Because solving the full MILP for large DEC‑POMDPs can be computationally prohibitive, the authors also propose a heuristic policy‑iteration variant. The heuristic assumes that each agent knows the probability distribution over the other agents’ actions (or equivalently, the joint policy of the others). Under this assumption, each agent can optimise its own FSC independently, alternating between expansion and value‑preserving transformations. Although the assumption does not hold in general, the heuristic dramatically reduces runtime and, in the authors’ experiments, still yields policies that are close to optimal.

The experimental evaluation uses standard DEC‑POMDP benchmarks (multi‑robot navigation, network routing, cooperative e‑commerce) and custom scenarios. Results show that:

The value‑preserving transformations significantly improve joint value while keeping the controller size modest; typical gains are 15–30 % in expected return compared with a naïve policy‑iteration that only expands controllers.
Node merging can cut the number of FSC nodes by 20–40 % without any loss in value, confirming the practical usefulness of the compression step.
Incorporating a correlation device consistently outperforms the uncorrelated version, especially when observations are highly ambiguous.
The heuristic version reduces computation time by a factor of 5–10 on problems with more than ten agents and hundreds of states, while the resulting policies remain within 5–10 % of the optimal value obtained by the full algorithm.

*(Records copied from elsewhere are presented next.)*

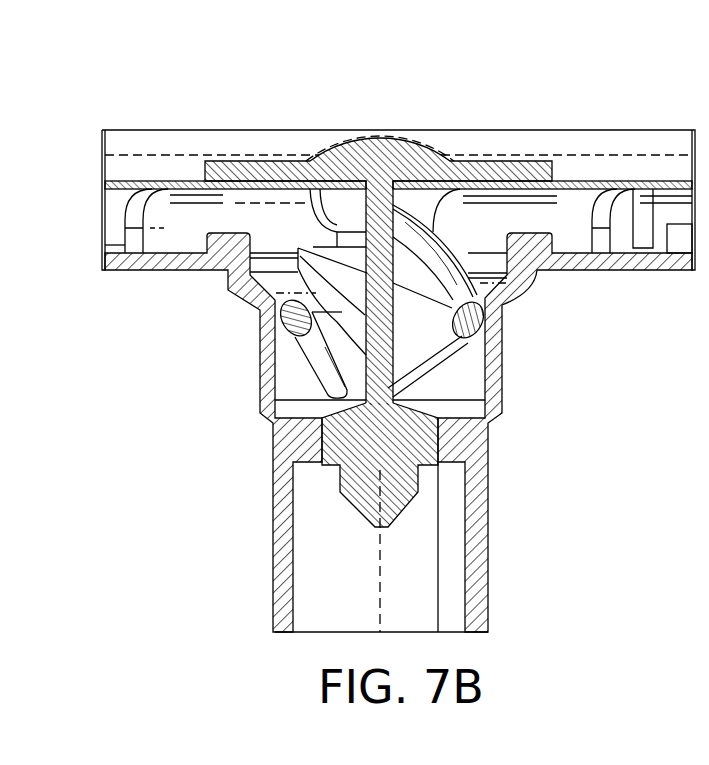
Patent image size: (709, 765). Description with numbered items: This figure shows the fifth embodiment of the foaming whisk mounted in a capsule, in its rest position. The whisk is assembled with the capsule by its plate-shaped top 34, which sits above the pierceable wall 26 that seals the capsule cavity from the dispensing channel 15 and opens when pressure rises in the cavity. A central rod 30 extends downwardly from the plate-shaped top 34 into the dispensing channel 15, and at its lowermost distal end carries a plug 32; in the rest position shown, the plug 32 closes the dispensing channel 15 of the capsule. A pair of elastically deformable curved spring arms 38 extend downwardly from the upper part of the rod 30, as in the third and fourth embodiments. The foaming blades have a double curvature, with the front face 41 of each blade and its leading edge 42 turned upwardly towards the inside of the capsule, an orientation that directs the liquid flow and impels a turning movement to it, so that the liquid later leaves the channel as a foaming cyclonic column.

The dispensing channel 15 is at (286, 532).
The pierceable wall 26 is at (600, 155).
The rod 30 is at (364, 356).
The plug 32 is at (398, 467).
The plate-shaped top 34 is at (405, 150).
The spring arms 38 is at (305, 370).
The front face 41 is at (408, 330).
The leading edge 42 is at (338, 231).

The paper’s contributions are threefold. First, it provides a principled optimal policy‑iteration framework for DEC‑POMDPs, filling a gap left by earlier value‑iteration and policy‑gradient methods that either lack convergence guarantees or cannot handle large memory‑bounded policies. Second, it demonstrates that stochastic FSCs together with correlation devices constitute a powerful and flexible policy class for decentralized coordination without communication. Third, it introduces efficient, provably value‑preserving transformations that enable systematic controller compression and improvement, a technique that could be reused in other multi‑agent planning contexts.

Future research directions suggested by the authors include (i) designing optimal correlation devices (e.g., learning the best shared random signal structure), (ii) extending the framework to continuous state or observation spaces and non‑linear reward functions, (iii) integrating reinforcement‑learning‑based initialization of FSCs to accelerate convergence, and (iv) developing distributed implementations that respect real‑time constraints and limited computational resources. In sum, the work establishes a solid theoretical foundation for optimal decentralized control and opens several promising avenues for both algorithmic refinement and practical deployment.